Fail earlier with DNS issues

[humphd]

I tried creating a DNS record on staging, and it's failing due to what appears to be a config/permissions error:

starchart_mycustomdomain-dev.1.spbo7h7vjgwx@cudm-mgmt01dv.dcm.senecacollege.ca    | {"$fault":"client","$metadata":{"attempts":1,"httpStatusCode":403,"requestId":"a250980e-b074-41da-85e4-08cc5a7d9e66","totalRetryDelay":0},"Code":"AccessDenied","Type":"Sender","level":"warn","message":"User: arn:aws:iam::REDACTED is not authorized to perform: route53:ChangeResourceRecordSets on resource: arn:aws:route53:::REDACTED because no identity-based policy allows the route53:ChangeResourceRecordSets action","name":"AccessDenied","timestamp":"2023-03-17T15:28:22.328Z"}
starchart_mycustomdomain-dev.1.spbo7h7vjgwx@cudm-mgmt01dv.dcm.senecacollege.ca    | {"$fault":"client","$metadata":{"attempts":1,"httpStatusCode":403,"requestId":"cc2ff934-ea00-4035-aa38-55c86e1b43bb","totalRetryDelay":0},"Code":"AccessDenied","Type":"Sender","level":"warn","message":"User: arn:aws:iam::REDACTED is not authorized to perform: route53:ChangeResourceRecordSets on resource: arn:aws:route53:::REDACTED because no identity-based policy allows the route53:ChangeResourceRecordSets action","name":"AccessDenied","timestamp":"2023-03-17T15:28:37.589Z"}
starchart_mycustomdomain-dev.1.spbo7h7vjgwx@cudm-mgmt01dv.dcm.senecacollege.ca    | {"$fault":"client","$metadata":{"attempts":1,"httpStatusCode":403,"requestId":"99b035ba-1c17-4518-89db-54b69a2c63a3","totalRetryDelay":0},"Code":"AccessDenied","Type":"Sender","level":"warn","message":"User: arn:aws:iam::REDACTED is not authorized to perform: route53:ChangeResourceRecordSets on resource: arn:aws:route53:::REDACTED because no identity-based policy allows the route53:ChangeResourceRecordSets action","name":"AccessDenied","timestamp":"2023-03-17T15:29:07.734Z"}
starchart_mycustomdomain-dev.1.spbo7h7vjgwx@cudm-mgmt01dv.dcm.senecacollege.ca    | {"$fault":"client","$metadata":{"attempts":1,"httpStatusCode":403,"requestId":"aa4a0070-fa9f-4b43-8d99-8c73d7e87fe6","totalRetryDelay":0},"Code":"AccessDenied","Type":"Sender","level":"warn","message":"User: arn:aws:iam::REDACTED is not authorized to perform: route53:ChangeResourceRecordSets on resource: arn:aws:route53:::REDACTED because no identity-based policy allows the route53:ChangeResourceRecordSets action","name":"AccessDenied","timestamp":"2023-03-17T15:30:08.063Z"}
starchart_mycustomdomain-dev.1.spbo7h7vjgwx@cudm-mgmt01dv.dcm.senecacollege.ca    | {"$fault":"client","$metadata":{"attempts":1,"httpStatusCode":403,"requestId":"d1b53823-f8b8-4765-9fe0-b05c7c2c83b0","totalRetryDelay":0},"Code":"AccessDenied","Type":"Sender","level":"warn","message":"User: arn:aws:iam::REDACTED is not authorized to perform: route53:ChangeResourceRecordSets on resource: arn:aws:route53:::REDACTED because no identity-based policy allows the route53:ChangeResourceRecordSets action","name":"AccessDenied","timestamp":"2023-03-17T15:32:08.322Z"}

However, it never gets to the error state on the server or in UI:

I'm discussing the config/permissions with ITS, but I wanted to talk about the failure case in our DNS flow.
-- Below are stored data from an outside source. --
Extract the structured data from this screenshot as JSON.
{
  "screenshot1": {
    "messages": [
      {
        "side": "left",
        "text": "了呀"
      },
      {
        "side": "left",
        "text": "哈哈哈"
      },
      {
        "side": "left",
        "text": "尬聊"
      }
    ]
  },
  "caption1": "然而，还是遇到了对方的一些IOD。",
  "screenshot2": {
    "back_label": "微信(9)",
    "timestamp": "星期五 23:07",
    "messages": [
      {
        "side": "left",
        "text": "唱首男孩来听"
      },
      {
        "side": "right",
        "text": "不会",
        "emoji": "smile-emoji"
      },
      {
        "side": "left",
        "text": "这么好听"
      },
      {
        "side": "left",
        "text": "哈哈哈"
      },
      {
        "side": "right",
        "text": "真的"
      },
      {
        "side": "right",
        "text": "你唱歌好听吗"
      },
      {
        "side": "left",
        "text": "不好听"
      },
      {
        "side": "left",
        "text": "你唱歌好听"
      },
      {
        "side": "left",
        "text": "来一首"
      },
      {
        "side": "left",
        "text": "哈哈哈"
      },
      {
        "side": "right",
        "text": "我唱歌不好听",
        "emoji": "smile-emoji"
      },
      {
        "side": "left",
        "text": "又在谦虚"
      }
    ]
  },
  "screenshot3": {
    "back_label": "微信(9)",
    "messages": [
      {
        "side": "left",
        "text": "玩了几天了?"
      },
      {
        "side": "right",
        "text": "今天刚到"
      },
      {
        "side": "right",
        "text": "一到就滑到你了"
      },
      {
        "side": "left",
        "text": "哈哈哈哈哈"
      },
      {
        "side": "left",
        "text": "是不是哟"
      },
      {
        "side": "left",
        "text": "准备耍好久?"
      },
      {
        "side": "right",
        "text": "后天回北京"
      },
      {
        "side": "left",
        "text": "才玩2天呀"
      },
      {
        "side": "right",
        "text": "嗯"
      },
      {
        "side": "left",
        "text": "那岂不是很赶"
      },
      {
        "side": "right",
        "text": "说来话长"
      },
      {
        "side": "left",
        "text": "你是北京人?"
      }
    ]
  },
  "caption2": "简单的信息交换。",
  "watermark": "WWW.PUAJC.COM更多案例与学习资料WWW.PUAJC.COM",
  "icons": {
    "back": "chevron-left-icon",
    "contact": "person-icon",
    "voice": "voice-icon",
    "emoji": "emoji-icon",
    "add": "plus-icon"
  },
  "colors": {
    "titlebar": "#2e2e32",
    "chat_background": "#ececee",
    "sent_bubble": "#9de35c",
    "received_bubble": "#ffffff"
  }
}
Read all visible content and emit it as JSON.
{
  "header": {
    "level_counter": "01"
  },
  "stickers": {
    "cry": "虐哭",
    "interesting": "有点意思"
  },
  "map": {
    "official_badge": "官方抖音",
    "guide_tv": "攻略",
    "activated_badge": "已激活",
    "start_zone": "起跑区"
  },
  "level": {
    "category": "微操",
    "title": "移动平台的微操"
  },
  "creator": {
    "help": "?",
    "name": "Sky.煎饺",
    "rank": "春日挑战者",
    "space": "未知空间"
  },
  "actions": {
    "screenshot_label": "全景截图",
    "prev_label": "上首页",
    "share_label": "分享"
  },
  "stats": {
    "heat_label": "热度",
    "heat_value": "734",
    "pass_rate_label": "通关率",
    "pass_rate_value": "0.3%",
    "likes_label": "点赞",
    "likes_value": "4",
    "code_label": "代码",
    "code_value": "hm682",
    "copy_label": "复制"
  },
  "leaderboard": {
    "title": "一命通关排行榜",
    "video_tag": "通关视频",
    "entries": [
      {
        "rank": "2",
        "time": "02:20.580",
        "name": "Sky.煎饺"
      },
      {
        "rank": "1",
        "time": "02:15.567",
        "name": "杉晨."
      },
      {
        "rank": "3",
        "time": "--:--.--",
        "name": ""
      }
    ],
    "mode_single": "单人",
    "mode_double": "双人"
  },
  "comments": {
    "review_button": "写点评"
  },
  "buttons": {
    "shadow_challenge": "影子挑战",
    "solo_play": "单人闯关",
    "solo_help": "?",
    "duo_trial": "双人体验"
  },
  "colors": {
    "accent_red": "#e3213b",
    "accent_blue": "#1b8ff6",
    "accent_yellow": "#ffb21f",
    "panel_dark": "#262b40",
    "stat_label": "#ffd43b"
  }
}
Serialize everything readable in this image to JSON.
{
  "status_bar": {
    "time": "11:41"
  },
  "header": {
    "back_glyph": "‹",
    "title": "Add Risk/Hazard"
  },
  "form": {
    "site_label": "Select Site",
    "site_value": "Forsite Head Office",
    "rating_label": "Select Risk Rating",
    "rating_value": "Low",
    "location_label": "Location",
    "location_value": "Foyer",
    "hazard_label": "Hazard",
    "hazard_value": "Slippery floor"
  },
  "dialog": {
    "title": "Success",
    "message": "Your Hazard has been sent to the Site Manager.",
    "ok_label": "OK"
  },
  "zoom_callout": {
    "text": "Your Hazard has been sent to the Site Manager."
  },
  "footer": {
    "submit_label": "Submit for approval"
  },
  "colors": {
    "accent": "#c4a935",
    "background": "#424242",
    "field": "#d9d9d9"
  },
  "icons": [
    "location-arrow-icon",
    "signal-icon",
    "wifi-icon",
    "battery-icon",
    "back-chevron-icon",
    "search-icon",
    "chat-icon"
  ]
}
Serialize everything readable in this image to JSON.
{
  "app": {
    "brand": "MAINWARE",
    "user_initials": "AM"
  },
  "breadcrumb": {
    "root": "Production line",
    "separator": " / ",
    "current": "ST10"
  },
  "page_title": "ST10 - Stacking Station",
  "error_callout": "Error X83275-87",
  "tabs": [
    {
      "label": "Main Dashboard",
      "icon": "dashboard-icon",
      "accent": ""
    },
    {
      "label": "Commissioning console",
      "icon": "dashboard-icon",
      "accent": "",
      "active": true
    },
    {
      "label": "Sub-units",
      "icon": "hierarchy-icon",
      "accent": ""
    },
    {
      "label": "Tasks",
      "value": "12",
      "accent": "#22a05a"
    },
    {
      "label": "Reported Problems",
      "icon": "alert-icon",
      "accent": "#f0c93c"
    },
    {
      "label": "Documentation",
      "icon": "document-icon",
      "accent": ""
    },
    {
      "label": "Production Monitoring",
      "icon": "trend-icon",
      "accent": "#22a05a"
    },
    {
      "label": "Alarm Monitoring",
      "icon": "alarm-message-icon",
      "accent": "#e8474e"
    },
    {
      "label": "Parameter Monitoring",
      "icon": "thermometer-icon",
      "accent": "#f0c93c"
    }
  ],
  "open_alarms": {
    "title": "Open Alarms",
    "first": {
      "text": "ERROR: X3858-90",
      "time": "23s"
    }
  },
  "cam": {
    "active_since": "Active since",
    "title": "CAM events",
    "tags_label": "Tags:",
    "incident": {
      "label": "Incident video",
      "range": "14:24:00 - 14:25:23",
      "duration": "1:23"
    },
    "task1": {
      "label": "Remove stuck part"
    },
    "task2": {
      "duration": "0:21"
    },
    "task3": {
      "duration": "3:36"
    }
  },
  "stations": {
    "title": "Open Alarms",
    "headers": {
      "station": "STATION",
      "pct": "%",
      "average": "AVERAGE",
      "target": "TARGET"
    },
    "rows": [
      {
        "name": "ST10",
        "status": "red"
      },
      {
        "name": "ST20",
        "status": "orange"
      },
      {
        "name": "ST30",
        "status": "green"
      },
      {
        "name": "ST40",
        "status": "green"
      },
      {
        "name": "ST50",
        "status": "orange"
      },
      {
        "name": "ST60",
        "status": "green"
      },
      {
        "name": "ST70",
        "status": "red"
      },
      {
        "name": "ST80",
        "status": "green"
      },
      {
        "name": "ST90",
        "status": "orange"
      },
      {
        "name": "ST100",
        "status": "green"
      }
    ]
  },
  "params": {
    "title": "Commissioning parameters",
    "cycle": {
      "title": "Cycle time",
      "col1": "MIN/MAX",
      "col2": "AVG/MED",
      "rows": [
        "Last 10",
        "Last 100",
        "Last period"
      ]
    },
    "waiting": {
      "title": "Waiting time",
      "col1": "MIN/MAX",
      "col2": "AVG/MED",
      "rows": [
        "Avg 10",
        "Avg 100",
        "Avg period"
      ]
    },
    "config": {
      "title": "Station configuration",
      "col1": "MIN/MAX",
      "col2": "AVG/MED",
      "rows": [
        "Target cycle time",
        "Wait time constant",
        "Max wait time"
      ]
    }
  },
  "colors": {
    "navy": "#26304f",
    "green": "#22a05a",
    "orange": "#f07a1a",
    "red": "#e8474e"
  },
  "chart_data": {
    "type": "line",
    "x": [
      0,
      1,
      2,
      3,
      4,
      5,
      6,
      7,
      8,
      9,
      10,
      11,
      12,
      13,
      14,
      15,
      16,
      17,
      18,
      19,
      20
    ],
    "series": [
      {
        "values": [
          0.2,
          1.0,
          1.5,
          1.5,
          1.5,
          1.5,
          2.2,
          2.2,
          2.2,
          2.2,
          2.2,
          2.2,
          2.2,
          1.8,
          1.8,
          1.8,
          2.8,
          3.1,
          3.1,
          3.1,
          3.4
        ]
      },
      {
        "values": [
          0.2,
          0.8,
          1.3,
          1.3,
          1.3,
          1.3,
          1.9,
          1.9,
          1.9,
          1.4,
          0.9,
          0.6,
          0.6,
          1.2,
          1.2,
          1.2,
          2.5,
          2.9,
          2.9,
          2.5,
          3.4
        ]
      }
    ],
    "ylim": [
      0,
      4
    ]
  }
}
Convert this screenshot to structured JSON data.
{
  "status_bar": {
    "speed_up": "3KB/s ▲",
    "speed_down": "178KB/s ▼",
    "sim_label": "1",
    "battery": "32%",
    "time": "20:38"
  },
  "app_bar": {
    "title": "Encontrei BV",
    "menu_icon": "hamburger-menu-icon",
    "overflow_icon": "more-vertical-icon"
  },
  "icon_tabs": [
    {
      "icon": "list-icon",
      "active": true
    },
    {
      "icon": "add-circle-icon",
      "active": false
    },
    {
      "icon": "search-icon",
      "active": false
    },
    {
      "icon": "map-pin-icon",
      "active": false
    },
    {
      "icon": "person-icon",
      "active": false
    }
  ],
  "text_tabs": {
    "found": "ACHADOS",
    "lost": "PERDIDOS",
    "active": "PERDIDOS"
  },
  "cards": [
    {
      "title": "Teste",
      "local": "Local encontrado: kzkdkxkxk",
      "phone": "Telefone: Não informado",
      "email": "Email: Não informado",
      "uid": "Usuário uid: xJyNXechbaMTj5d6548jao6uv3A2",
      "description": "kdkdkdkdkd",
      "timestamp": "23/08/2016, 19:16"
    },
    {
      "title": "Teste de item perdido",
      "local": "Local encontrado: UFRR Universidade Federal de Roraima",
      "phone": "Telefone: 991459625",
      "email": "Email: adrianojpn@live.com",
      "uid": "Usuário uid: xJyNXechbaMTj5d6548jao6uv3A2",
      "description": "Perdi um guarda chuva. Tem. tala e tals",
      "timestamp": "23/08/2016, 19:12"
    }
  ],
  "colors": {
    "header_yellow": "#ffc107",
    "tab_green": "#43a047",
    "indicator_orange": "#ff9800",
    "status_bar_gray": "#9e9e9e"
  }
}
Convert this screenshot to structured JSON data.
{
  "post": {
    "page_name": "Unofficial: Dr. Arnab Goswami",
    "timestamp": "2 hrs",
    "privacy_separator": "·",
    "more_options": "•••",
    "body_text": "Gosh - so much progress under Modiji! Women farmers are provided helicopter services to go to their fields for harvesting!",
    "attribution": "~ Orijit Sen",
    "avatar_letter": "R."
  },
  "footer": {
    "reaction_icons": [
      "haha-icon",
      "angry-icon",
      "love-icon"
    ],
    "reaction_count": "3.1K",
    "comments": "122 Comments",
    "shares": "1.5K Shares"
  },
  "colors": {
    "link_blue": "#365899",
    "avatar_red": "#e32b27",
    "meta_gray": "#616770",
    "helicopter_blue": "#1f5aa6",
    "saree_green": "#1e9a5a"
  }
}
These 5 errors happen pretty quickly, and then nothing happens.

We should fail sooner I think. In this case, no amount of waiting is going to fix the problem.

In the case of being Throttled by AWS, we'll get this:

Five requests per second per AWS account per Region. If you submit more than five requests per second in a Region, Resolver returns an HTTP 400 error (Bad request). The response header also includes a Code element with a value of Throttling and a Message element with a value of Rate exceeded.

If we get throttled, retrying later is good. If we are failing some call to AWS, retrying forever isn't likely to fix things.

cc @Genne23v, @dadolhay

[Genne23v]

Can we throw UnrecoverableError based on error type from AWS? (Not sure which error we should throw this error though) Then we can stop the workflow without reducing waiting time.